Many systems come with easy-to-assemble instructions. These pre-packaged DIY solar kits are great for those with a little experience in the field of solar installation. They also come with another benefit: you know that what you’ve bought will fit together well.
But if you’d like to create a solar heater from scratch, there are plenty of things people have tried. One of the more interesting methods comes from a DIY solar air heater made from recycled aluminum cans for about $100. While this particular system is designed for air heating, you could adjust it by directing the water to circulate through it instead of the surrounding air. As with anything that can get extremely hot, follow safety protocols and don’t keep the collector near any flammable objects. Consider installing a sensor so you can tell how much heat it’s getting on hot days. That way, you’ll know when you need to cool it off or reduce its performance for a little while. You might also install a fan from an old computer, and be sure to make it weather-proof.
However, if you decide you would rather hire a professional to install your solar heater, be sure that their license is current. Many places are strict when it comes to making sure workers are properly trained and certified. Ask to see the company or individual’s license of practice, and research their business beforehand. Have they done jobs like yours in the past? Are they familiar with the equipment you need to install? What are online reviews saying about them? A few minutes of extra research could save you loads of complications in the future and give you the peace of mind you need to move forward on your projects.

How much does solar heating cost?

The answer depends on the type of system you’re getting and whether you’re or a professional are assembling and installing the parts. But, generally speaking, solar heating can cost up to $1000 or as low as $150. If you want to buy some kind of heat storage, like thermal batteries, that’s going to cost you more. Add-ons like that might be worth it depending on the climate, especially if you’re not expecting a whole lot of sunshine in the coming months. And, of course, a solar system doesn’t require any monthly expenses unless you’re paying off installation costs. But if you have the time and expertise to install it yourself, it won’t cost anything beyond the price of materials. 

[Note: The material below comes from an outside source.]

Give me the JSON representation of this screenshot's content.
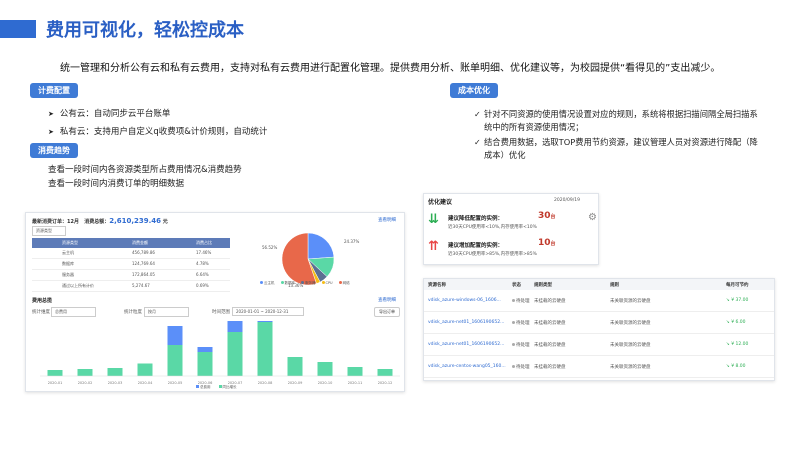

While the upfront price of a solar heating system is pricey, it’s hard to argue with its year-to-year savings. Solar pool heating is more cost-effective than any other energy source. Gas heating costs an average of $1700/year and electric at $840/year, solar clocks in at a clean $70! On top of that, the components can last quite a while. Solar panels are rated to last for several years, but one study indicated that many panels last 80% longer than the warranty guarantees. Solar heating is a big investment that pays itself off rapidly.